Use pagination to save memory when iterating over a lot of ActiveRecord objects.
Posted by Luke Ludwig Sun, 17 Feb 2008 04:57:00 GMT
It is very easy to consume a ton of memory when using ActiveRecord's find(:all) method. When transitioning the Team Sport Tech rails app from using file column to attachment_fu I wrote a migration to convert all of the photos we had to the new database format and the new location on disk. Without thinking I wrote code like this:Photo.find(:all).each do |photo|
# conversion commands
.
.
end
I didn't notice any issues executing this on my laptop which has 2 GB of RAM, but when I went to run this migration on our staging server over at Engine Yard I had problems. Our staging server only has 640 MB of RAM. Our database has over 100,000 photos. That is an array with 100,000 ActiveRecord objects in memory all at once. As the migration executed on the staging server I could see that the rake task was using all available RAM and it was paging like crazy, utilizing 600 MB of virtual memory from disk. The cpu fluctuated between 0 and 1 percent of utilization due to the paging. If adequate memory was available this migration would take around 10 minutes and the cpu would be working like crazy. I did a few other things for awhile and came back to this migration 2 hours later. Still working and it probably had a long ways yet to go.

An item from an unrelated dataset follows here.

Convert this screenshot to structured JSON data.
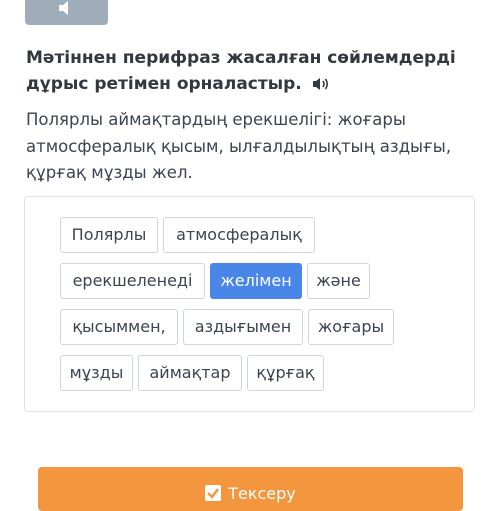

While the memory limitation on the staging server isn't that important, the real question was how the production server with 1024 MB of RAM would handle the migration since the live app has to be down for maintenance when we roll this out. Instead of wondering I decided to fix the real problem, which was the stupid code I wrote to load all of the photos in memory for iteration. I quickly realized that the problem was already solved for me in the form of pagination. Pagination is usually thought of as a way to display N number of items to the user on a web page and providing links to move to the "Next" or "Previous" pages. When doing this the pagination code smartly loads only the ActiveRecord objects that are needed for the current page in memory, which is exactly the behavior I needed.

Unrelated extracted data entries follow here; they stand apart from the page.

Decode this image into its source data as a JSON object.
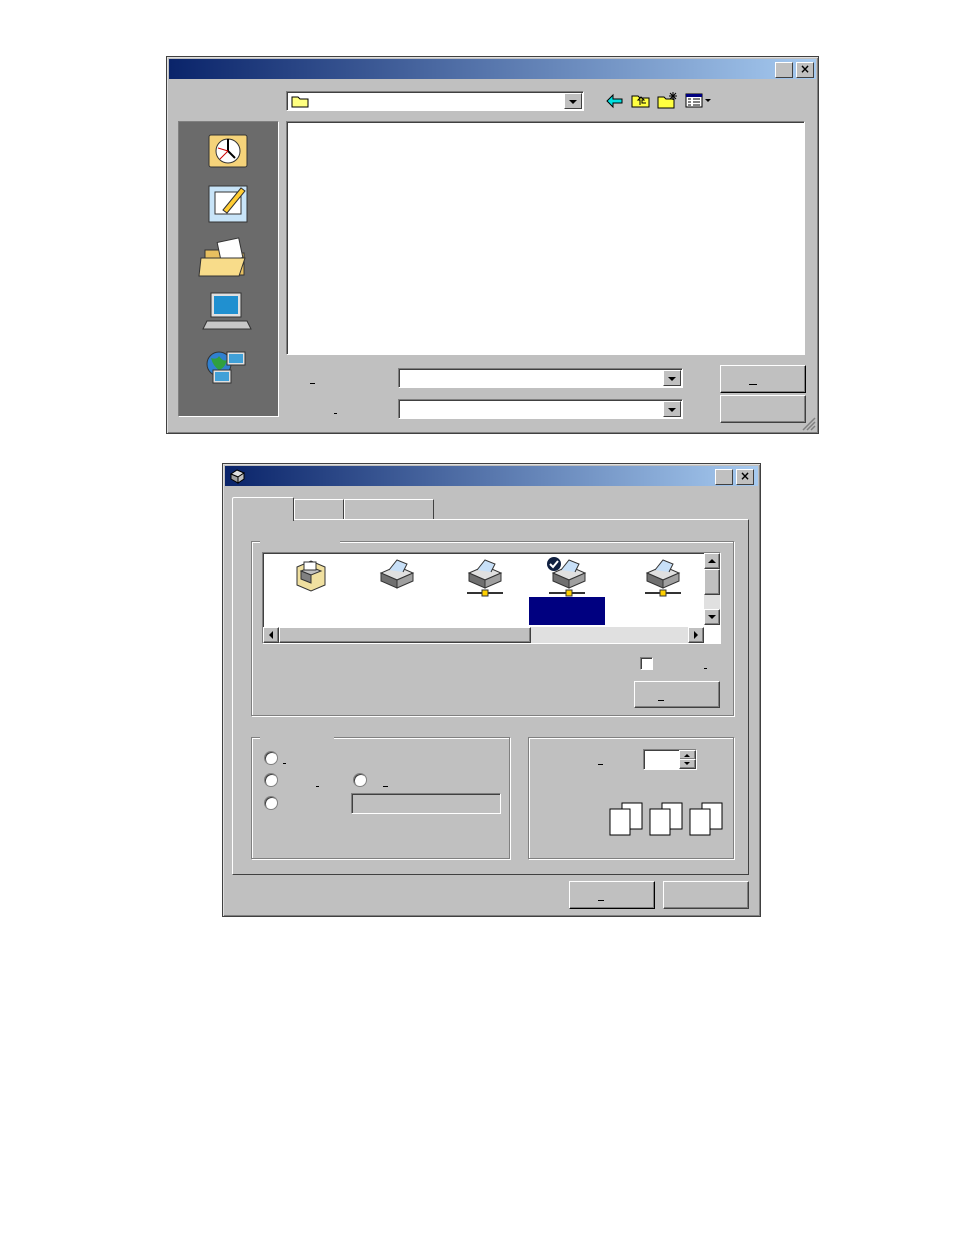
{
  "open_dialog": {
    "title": "",
    "look_in_value": "",
    "file_name_label": "",
    "file_type_label": "",
    "file_name_value": "",
    "file_type_value": "",
    "ok_label": "",
    "cancel_label": "",
    "places_icons": [
      "history-icon",
      "desktop-icon",
      "my-documents-icon",
      "my-computer-icon",
      "network-places-icon"
    ],
    "toolbar_icons": [
      "back-arrow-icon",
      "up-folder-icon",
      "new-folder-icon",
      "view-menu-icon"
    ]
  },
  "print_dialog": {
    "title": "",
    "tabs": [
      "",
      "",
      ""
    ],
    "printer_group_label": "",
    "printers": [
      {
        "name": "",
        "icon": "add-printer-icon"
      },
      {
        "name": "",
        "icon": "printer-icon"
      },
      {
        "name": "",
        "icon": "network-printer-icon"
      },
      {
        "name": "",
        "icon": "default-printer-icon",
        "selected": true
      },
      {
        "name": "",
        "icon": "network-printer-icon"
      }
    ],
    "print_to_file_label": "",
    "find_printer_label": "",
    "page_range_label": "",
    "range_all_label": "",
    "range_selection_label": "",
    "range_current_label": "",
    "range_pages_label": "",
    "pages_value": "",
    "copies_label": "",
    "copies_value": "",
    "collate_label": "",
    "print_button_label": "",
    "cancel_button_label": ""
  },
  "colors": {
    "title_start": "#0a246a",
    "title_end": "#a6caf0",
    "face": "#c0c0c0",
    "selection": "#000080"
  }
}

We recently switched from using the classic rails pagination to the newer will_paginate plugin. Since I knew I would need to use will_paginate in this manner in other migrations, and possibly in actual application code, I wrote this iterator for reuse:
def apply_to_all(klass, per_page)
objects = klass.paginate :page => 1, :per_page => per_page
num_pages = objects.page_count
total_entries = objects.total_entries
for page in 1 .. num_pages
objects = klass.paginate(:page => page, :per_page => per_page, :total_entries => total_entries)
objects.each do |object|
yield object
end
end
end
So I changed my migration code to look like this:
apply_to_all(Photo, 500) do |photo|
# conversion commands
.
.
end
A key thing to note is the use of total_entries. Each time the paginate method is called, 2 sql queries are performed. One to get the records, and one to count how many records there are in total. This counting query can be very expensive when there are a lot of records, and if you provide the total_entries option to the paginate method the counting query will be skipped. While I chose to reuse the will_paginate plugin here, it wouldn't be very difficult to rewrite the above code without it by using LIMIT with an offset, which is how the will_paginate plugin works. Additionally it may be useful to add a third parameter to the apply_to_all method called options, which is simply passed onto the paginate method allowing such things as conditions or includes to be execute in the paginate sql query.
So now the migration code loads 500 Photo objects in memory at once. I ran this migration on the staging server and it barely used any RAM and executed in the expected 10 minutes. This short piece of code is a prime example of why I enjoy programming in ruby.